Un compromis de la 11e heure est intervenu mercredi soir entre Yasser Arafat et son Premier ministre désigné Mahmoud Abbas à propos du contrôle des forces de sécurité palestiniennes, permettant au numéro deux de l’OLP de présenter son nouveau gouvernement dans les délais.

Aux termes de ce compromis, Abbas, alias Abou Mazen, prendra lui-même en main le ministère de l’Intérieur, à la place de Mohamed Dahlan, ancien chef de la sécurité préventive à Gaza, à la nomination duquel Arafat s’opposait catégoriquement.

« Arafat et le frère Abou Mazen ont résolu leurs divergences », a déclaré un des proches conseillers du président palestinien, Taïeb Abdel-Rahim.

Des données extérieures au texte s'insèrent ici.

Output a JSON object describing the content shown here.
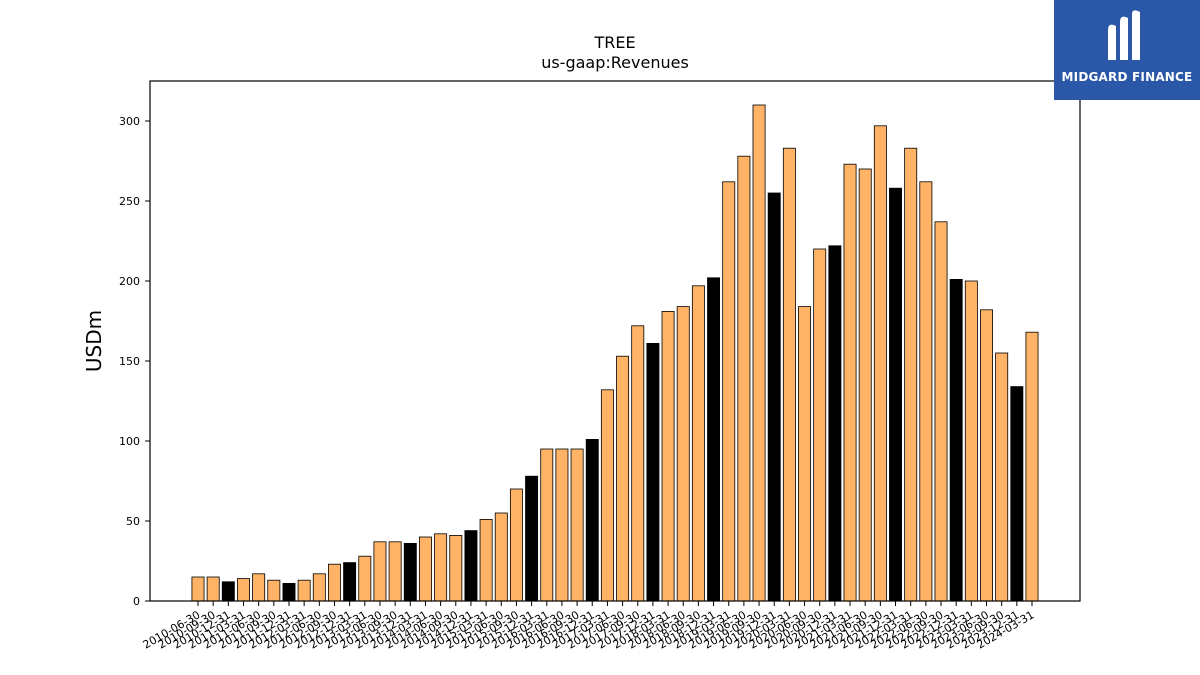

Dahlan sera simplement chargé des Affaires de sécurité.

Le parlement palestinien se réunira « probablement dimanche ou lundi » pour donner son feu vert au nouveau gouvernement, qui comptera jusqu’à 24 ministres, a déclaré Nabil Chaas, ministre de la Planification dans le cabinet sortant, qui indique qu’il sera ministre des Affaires étrangères dans la nouvelle équipe.

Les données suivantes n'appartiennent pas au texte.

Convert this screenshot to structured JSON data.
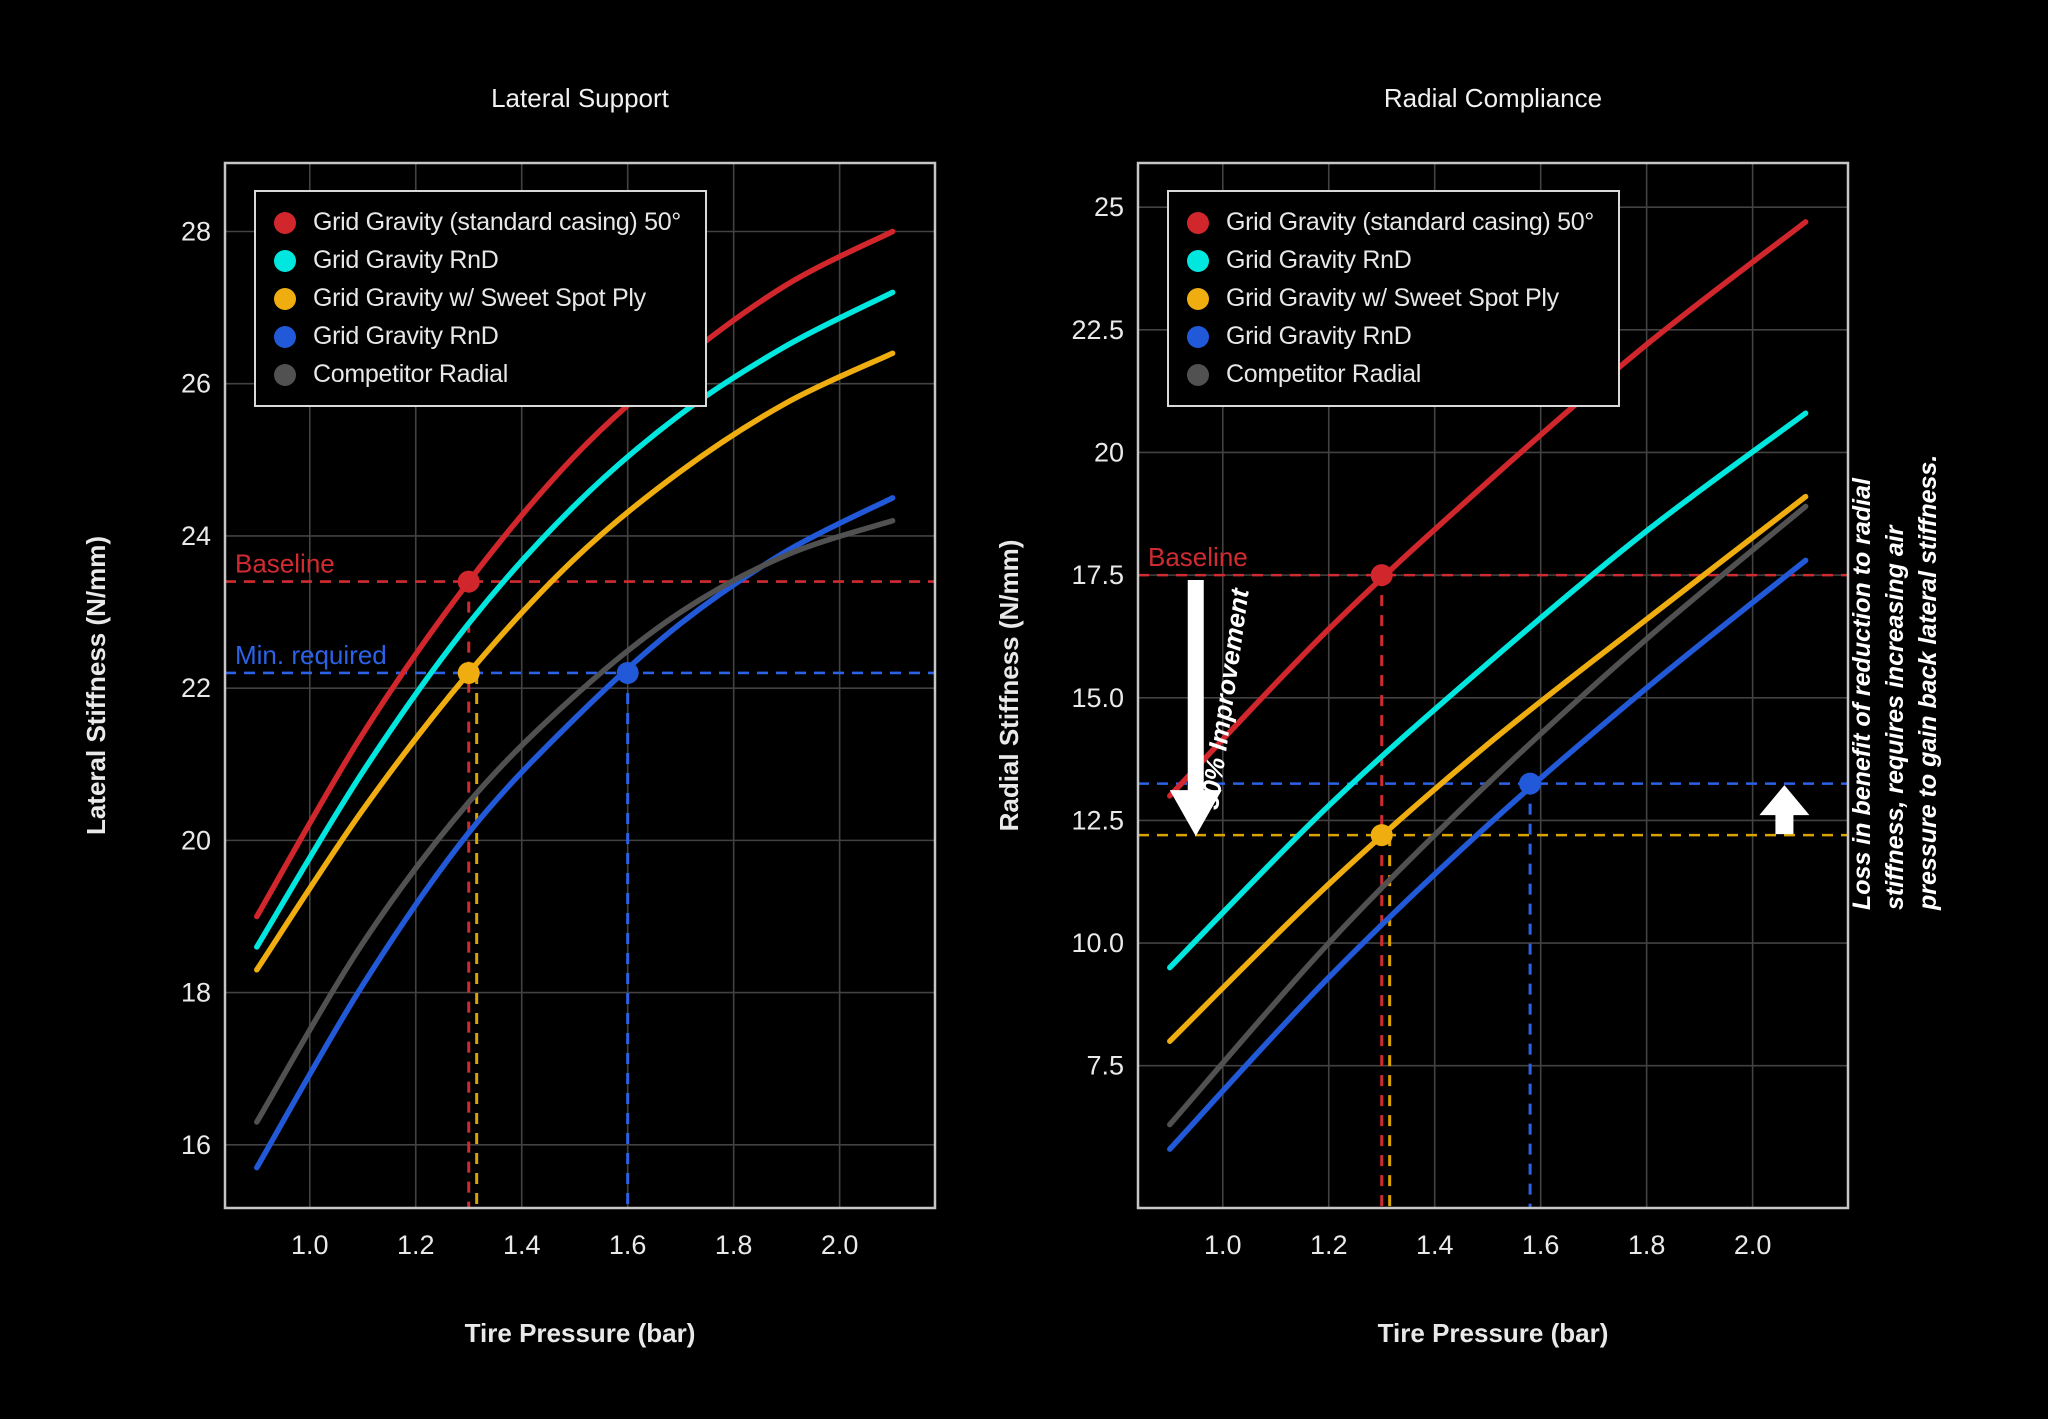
{
  "figure": {
    "background": "#000000",
    "text_color": "#e9e9e9",
    "grid_color": "#424242",
    "spine_color": "#c6c6c6",
    "annotation_color": "#ffffff"
  },
  "legend": {
    "position": "upper-left",
    "items": [
      {
        "label": "Grid Gravity (standard casing) 50°",
        "color": "#d2262d"
      },
      {
        "label": "Grid Gravity RnD",
        "color": "#00e7df"
      },
      {
        "label": "Grid Gravity w/ Sweet Spot Ply",
        "color": "#efad10"
      },
      {
        "label": "Grid Gravity RnD",
        "color": "#2159d8"
      },
      {
        "label": "Competitor Radial",
        "color": "#515151"
      }
    ]
  },
  "chart_data": [
    {
      "type": "line",
      "title": "Lateral Support",
      "xlabel": "Tire Pressure (bar)",
      "ylabel": "Lateral Stiffness (N/mm)",
      "xlim": [
        0.84,
        2.18
      ],
      "ylim": [
        15.17,
        28.9
      ],
      "grid": true,
      "xticks": [
        {
          "v": 1.0,
          "label": "1.0"
        },
        {
          "v": 1.2,
          "label": "1.2"
        },
        {
          "v": 1.4,
          "label": "1.4"
        },
        {
          "v": 1.6,
          "label": "1.6"
        },
        {
          "v": 1.8,
          "label": "1.8"
        },
        {
          "v": 2.0,
          "label": "2.0"
        }
      ],
      "yticks": [
        {
          "v": 16,
          "label": "16"
        },
        {
          "v": 18,
          "label": "18"
        },
        {
          "v": 20,
          "label": "20"
        },
        {
          "v": 22,
          "label": "22"
        },
        {
          "v": 24,
          "label": "24"
        },
        {
          "v": 26,
          "label": "26"
        },
        {
          "v": 28,
          "label": "28"
        }
      ],
      "x": [
        0.9,
        1.1,
        1.3,
        1.5,
        1.7,
        1.9,
        2.1
      ],
      "series": [
        {
          "name": "Grid Gravity (standard casing) 50°",
          "color": "#d2262d",
          "y": [
            19.0,
            21.4,
            23.4,
            25.05,
            26.3,
            27.3,
            28.0
          ]
        },
        {
          "name": "Grid Gravity RnD",
          "color": "#00e7df",
          "y": [
            18.6,
            20.9,
            22.85,
            24.4,
            25.6,
            26.5,
            27.2
          ]
        },
        {
          "name": "Grid Gravity w/ Sweet Spot Ply",
          "color": "#efad10",
          "y": [
            18.3,
            20.4,
            22.2,
            23.7,
            24.85,
            25.75,
            26.4
          ]
        },
        {
          "name": "Grid Gravity RnD",
          "color": "#2159d8",
          "y": [
            15.7,
            18.1,
            20.1,
            21.6,
            22.85,
            23.8,
            24.5
          ]
        },
        {
          "name": "Competitor Radial",
          "color": "#515151",
          "y": [
            16.3,
            18.65,
            20.5,
            21.9,
            23.0,
            23.75,
            24.2
          ]
        }
      ],
      "markers": [
        {
          "x": 1.3,
          "y": 23.4,
          "color": "#d2262d"
        },
        {
          "x": 1.3,
          "y": 22.2,
          "color": "#efad10"
        },
        {
          "x": 1.6,
          "y": 22.2,
          "color": "#2159d8"
        }
      ],
      "hlines": [
        {
          "y": 23.4,
          "color": "#cf2b30",
          "label": "Baseline"
        },
        {
          "y": 22.2,
          "color": "#2b62e8",
          "label": "Min. required"
        }
      ],
      "vlines": [
        {
          "x": 1.3,
          "to": 23.4,
          "color": "#cf2b30"
        },
        {
          "x": 1.315,
          "to": 22.2,
          "color": "#d9a400"
        },
        {
          "x": 1.6,
          "to": 22.2,
          "color": "#2b62e8"
        }
      ],
      "annotations": {}
    },
    {
      "type": "line",
      "title": "Radial Compliance",
      "xlabel": "Tire Pressure (bar)",
      "ylabel": "Radial Stiffness (N/mm)",
      "xlim": [
        0.84,
        2.18
      ],
      "ylim": [
        4.6,
        25.9
      ],
      "grid": true,
      "xticks": [
        {
          "v": 1.0,
          "label": "1.0"
        },
        {
          "v": 1.2,
          "label": "1.2"
        },
        {
          "v": 1.4,
          "label": "1.4"
        },
        {
          "v": 1.6,
          "label": "1.6"
        },
        {
          "v": 1.8,
          "label": "1.8"
        },
        {
          "v": 2.0,
          "label": "2.0"
        }
      ],
      "yticks": [
        {
          "v": 7.5,
          "label": "7.5"
        },
        {
          "v": 10,
          "label": "10.0"
        },
        {
          "v": 12.5,
          "label": "12.5"
        },
        {
          "v": 15,
          "label": "15.0"
        },
        {
          "v": 17.5,
          "label": "17.5"
        },
        {
          "v": 20,
          "label": "20"
        },
        {
          "v": 22.5,
          "label": "22.5"
        },
        {
          "v": 25,
          "label": "25"
        }
      ],
      "x": [
        0.9,
        1.2,
        1.5,
        1.8,
        2.1
      ],
      "series": [
        {
          "name": "Grid Gravity (standard casing) 50°",
          "color": "#d2262d",
          "y": [
            13.0,
            16.4,
            19.4,
            22.2,
            24.7
          ]
        },
        {
          "name": "Grid Gravity RnD",
          "color": "#00e7df",
          "y": [
            9.5,
            12.8,
            15.7,
            18.4,
            20.8
          ]
        },
        {
          "name": "Grid Gravity w/ Sweet Spot Ply",
          "color": "#efad10",
          "y": [
            8.0,
            11.2,
            14.05,
            16.6,
            19.1
          ]
        },
        {
          "name": "Grid Gravity RnD",
          "color": "#2159d8",
          "y": [
            5.8,
            9.3,
            12.4,
            15.2,
            17.8
          ]
        },
        {
          "name": "Competitor Radial",
          "color": "#515151",
          "y": [
            6.3,
            10.0,
            13.25,
            16.2,
            18.9
          ]
        }
      ],
      "markers": [
        {
          "x": 1.3,
          "y": 17.5,
          "color": "#d2262d"
        },
        {
          "x": 1.3,
          "y": 12.2,
          "color": "#efad10"
        },
        {
          "x": 1.58,
          "y": 13.25,
          "color": "#2159d8"
        }
      ],
      "hlines": [
        {
          "y": 17.5,
          "color": "#cf2b30",
          "label": "Baseline"
        },
        {
          "y": 13.25,
          "color": "#2b62e8",
          "label": ""
        },
        {
          "y": 12.2,
          "color": "#d9a400",
          "label": ""
        }
      ],
      "vlines": [
        {
          "x": 1.3,
          "to": 17.5,
          "color": "#cf2b30"
        },
        {
          "x": 1.315,
          "to": 12.2,
          "color": "#d9a400"
        },
        {
          "x": 1.58,
          "to": 13.25,
          "color": "#2b62e8"
        }
      ],
      "annotations": {
        "arrows": [
          {
            "x": 0.949,
            "from": 17.4,
            "to": 12.18,
            "dir": "down",
            "shaft_w": 16,
            "head_w": 52,
            "head_h": 46
          },
          {
            "x": 2.06,
            "from": 12.22,
            "to": 13.22,
            "dir": "up",
            "shaft_w": 18,
            "head_w": 50,
            "head_h": 30
          }
        ],
        "rotated_label": {
          "text": "30% Improvement",
          "x": 1.02,
          "y": 14.95,
          "angle": -82
        },
        "side_caption": {
          "text": "Loss in benefit of reduction to radial\nstiffness, requires increasing air\npressure to gain back lateral stiffness."
        }
      }
    }
  ]
}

Ce compromis, dont on ne mesurait pas dans l’immédiat toutes les subtilités, met en tout cas fin au suspense entretenu depuis le week-end dernier par Abou Mazen, qui menaçait de renoncer à diriger le gouvernement si Arafat continuait à lui mettre des bâton dans les roues.

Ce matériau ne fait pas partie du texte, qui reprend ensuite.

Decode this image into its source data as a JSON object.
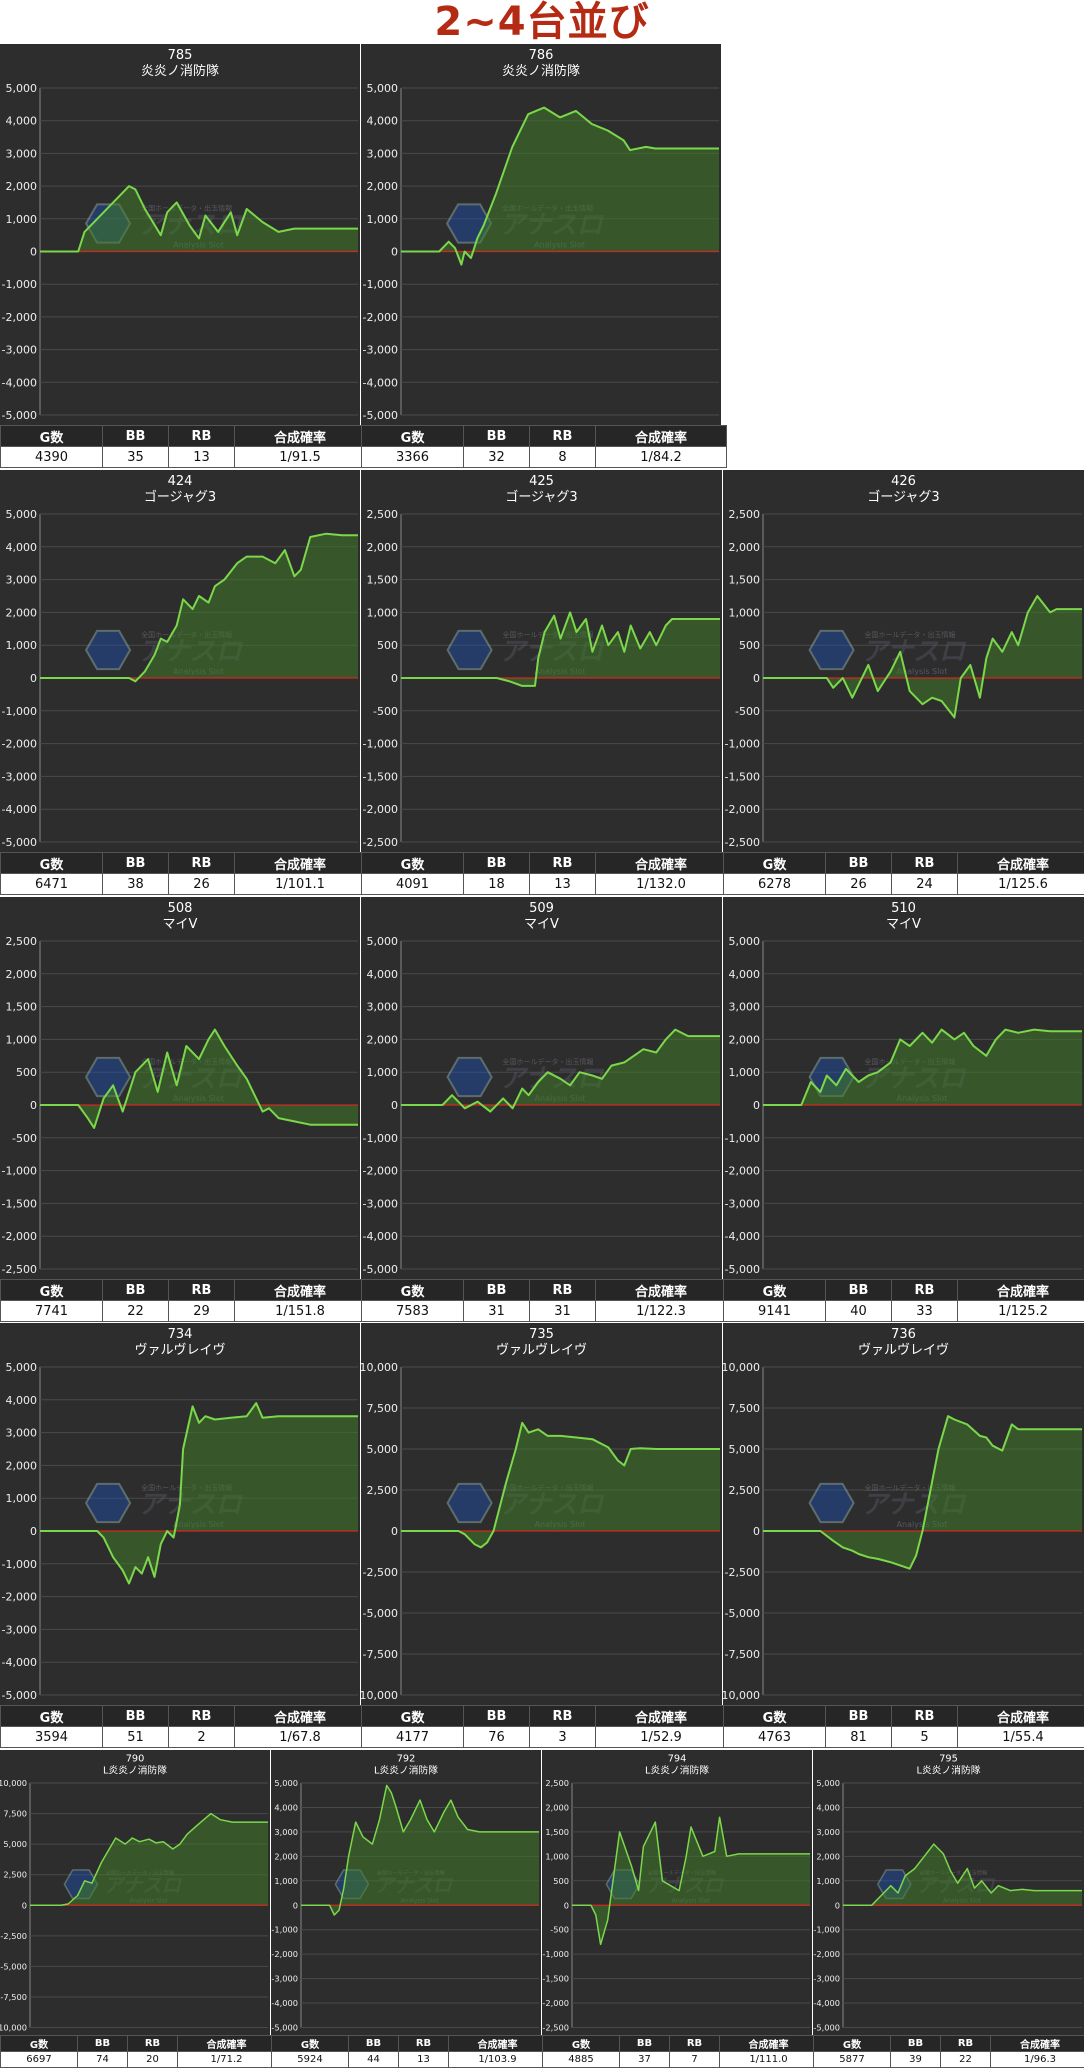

Pour la première fois depuis qu’il a claqué la porte d’une réunion où Arafat avait rejeté la liste du gouvernement qu’il avait soumise, Abou Mazen s’est rendu mercredi soir dans le bureau du président palestinien pour sceller d’une poignée de main le compromis.

ABBAS, DAHLAN SOUTENUS PAR LE QUARTET

Celui-ci a été conclu grâce à la médiation d’un envoyé spécial du président Hosni Moubarak, le chef des services de Renseignement égyptien, Omar Souleïman, qui a fait la navette plusieurs fois dans la journée entre les deux hommes.

Arafat s’est opposé à Dahlan parce que celui-ci s’était dissocié de lui au fil de la seconde intifada, jugeant ambiguë, tout comme Washington et Jérusalem, la ligne stratégique du vieux raïs, entre violence et diplomatie.

Dahlan est un partisan de la mise au pas des mouvements intégristes palestiniens qui commettent des attentats contre Israël. Il est sur ce point en phase avec Abou Mazen, qui a pris position contre une militarisation de l’intifada préjudiciable à la cause palestinienne.

Les deux hommes sont eux-mêmes appuyés par les membres du « quartet » des médiateurs internationaux – Etats-Unis, Onu, UE et Russie – qui ont multiplié les pressions ces dernières 48 heures pour qu’Arafat laisse Abbas assumer de vrais responsabilités, comme celui-ci l’avait d’ailleurs exigé avant d’accepter le poste.

Washington, chef d’orchestre implicite du quartet », avait décidé de suspendre la publication de sa « feuille de route » pour une paix définitive d’ici 1995 dans l’attente de la confirmation de la prise de fonction d’un Premier ministre palestinien fort et fiable en tant que partenaire de paix.